The protesting Ijaw youths warned that the youths of the affected communities might disrupt operations of the company if President Buhari, Dr Ibe Kachikwu, the NNPC and the Local Content Board did not address the issues.
Condemning the deprivation of host communities by Nigerian oil block owners, who are beneficiaries of the local content policy, a product of the Niger Delta agitation, Omare said: “The Local Content Act was the first bill that was signed into law by former President Jonathan on assumption of office, as part of efforts to address the Niger Delta agitation.
“Local content in the oil and gas industry was not introduced to turn Nigerians from other parts of the country as local overlords and internal oil colonialists to the Niger Delta people, but primarily to empower the people of the region to participate in the oil industry.”
Omare recalled that the IYC under one of his predecessors, Mr. Mieabiye Kuromiema, initially negotiated five (5) percent on behalf of the communities in the divestment of OML 42, but this was not implemented by the Petroleum Ministry and NECONDE.
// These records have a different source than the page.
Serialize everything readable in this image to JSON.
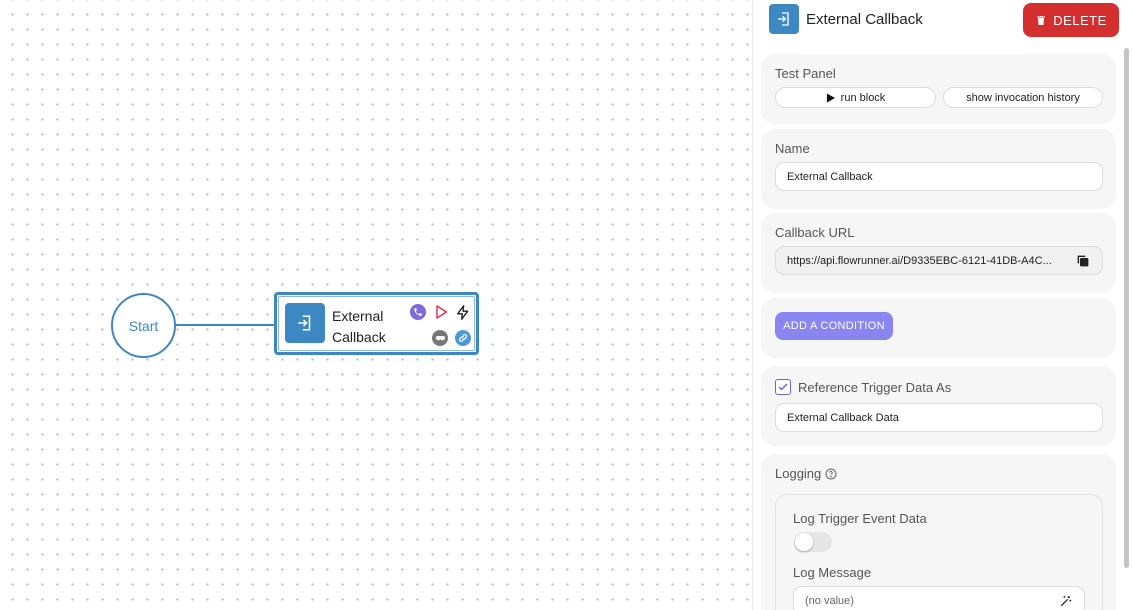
{
  "canvas": {
    "start_label": "Start",
    "block": {
      "title": "External Callback"
    }
  },
  "panel": {
    "header": {
      "title": "External Callback",
      "delete_label": "DELETE"
    },
    "test_panel": {
      "label": "Test Panel",
      "run_label": "run block",
      "history_label": "show invocation history"
    },
    "name": {
      "label": "Name",
      "value": "External Callback"
    },
    "callback": {
      "label": "Callback URL",
      "value": "https://api.flowrunner.ai/D9335EBC-6121-41DB-A4C..."
    },
    "condition": {
      "button_label": "ADD A CONDITION"
    },
    "reference": {
      "label": "Reference Trigger Data As",
      "checked": true,
      "value": "External Callback Data"
    },
    "logging": {
      "label": "Logging",
      "log_trigger_label": "Log Trigger Event Data",
      "log_trigger_enabled": false,
      "log_message_label": "Log Message",
      "log_message_placeholder": "(no value)"
    }
  },
  "colors": {
    "accent_blue": "#3d87c3",
    "delete_red": "#d32f2f",
    "condition_purple": "#8a85f0"
  },
  "icons": [
    "login-icon",
    "phone-icon",
    "play-outline-icon",
    "lightning-icon",
    "mask-icon",
    "link-icon",
    "trash-icon",
    "play-icon",
    "copy-icon",
    "check-icon",
    "help-circle-icon",
    "magic-wand-icon"
  ]
}
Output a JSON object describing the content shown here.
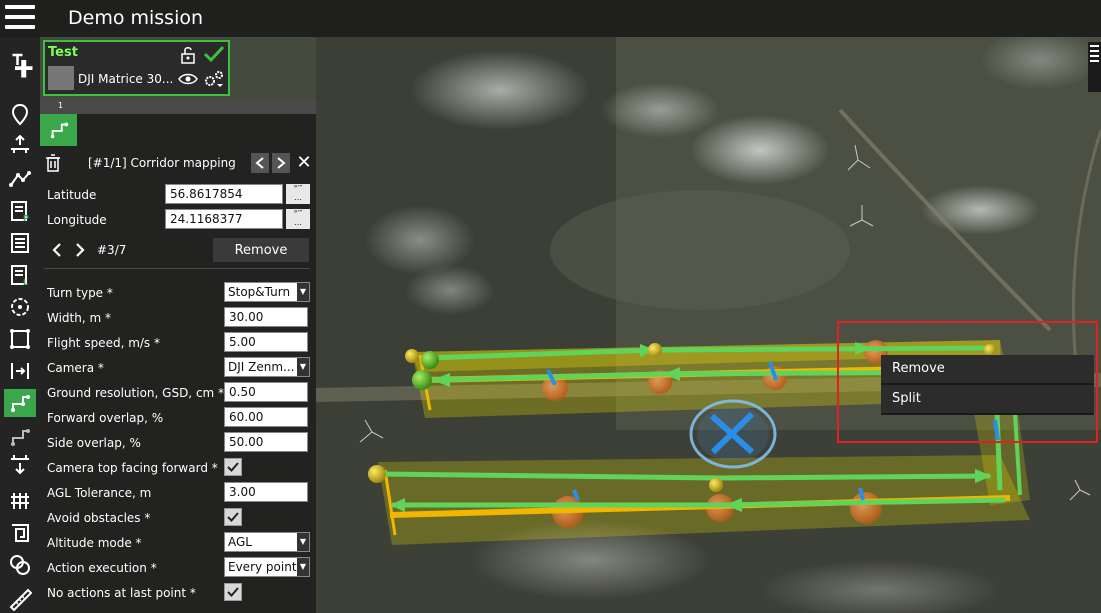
{
  "app": {
    "title": "Demo mission"
  },
  "vehicle": {
    "name": "Test",
    "model": "DJI Matrice 30..."
  },
  "route": {
    "waypoint_number": "1"
  },
  "panel": {
    "title": "[#1/1] Corridor mapping",
    "latitude_label": "Latitude",
    "latitude_value": "56.8617854",
    "longitude_label": "Longitude",
    "longitude_value": "24.1168377",
    "point_counter": "#3/7",
    "remove_label": "Remove",
    "fields": [
      {
        "label": "Turn type *",
        "value": "Stop&Turn",
        "kind": "select"
      },
      {
        "label": "Width, m *",
        "value": "30.00",
        "kind": "input"
      },
      {
        "label": "Flight speed, m/s *",
        "value": "5.00",
        "kind": "input"
      },
      {
        "label": "Camera *",
        "value": "DJI Zenm...",
        "kind": "select"
      },
      {
        "label": "Ground resolution, GSD, cm *",
        "value": "0.50",
        "kind": "input"
      },
      {
        "label": "Forward overlap, %",
        "value": "60.00",
        "kind": "input"
      },
      {
        "label": "Side overlap, %",
        "value": "50.00",
        "kind": "input"
      },
      {
        "label": "Camera top facing forward *",
        "value": "true",
        "kind": "check"
      },
      {
        "label": "AGL Tolerance, m",
        "value": "3.00",
        "kind": "input"
      },
      {
        "label": "Avoid obstacles *",
        "value": "true",
        "kind": "check"
      },
      {
        "label": "Altitude mode *",
        "value": "AGL",
        "kind": "select"
      },
      {
        "label": "Action execution *",
        "value": "Every point",
        "kind": "select"
      },
      {
        "label": "No actions at last point *",
        "value": "true",
        "kind": "check"
      }
    ]
  },
  "context_menu": {
    "items": [
      "Remove",
      "Split"
    ]
  },
  "colors": {
    "accent": "#3aa84a",
    "vehicle_name": "#7dff58",
    "highlight": "#e32020",
    "route_green": "#5fd35a",
    "route_yellow": "#f2b600"
  }
}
He promised to follow up the issue to ensure that the OML 42 communities in Ogbe-Ijoh, Diebiri and Gbaramatu Kingdoms got their five percent interest in the OML 42 oil fields.
The IYC leader called for the introduction of what he called ‘community content in the oil industry’ to address the emerging marginalization of local people by Nigerian oil bloc owners.
Omare reiterated that one of the 16-point demands of PANDEF is to award oil blocks to Niger Deltans, starting from the forthcoming marginal oil fields allocation. He, however, enjoined the IYC clan executive members in the respective clans to maintain the peace, especially those from Gbarmatu clan, which is host to the Nigerian Maritime University, Okerenkoko.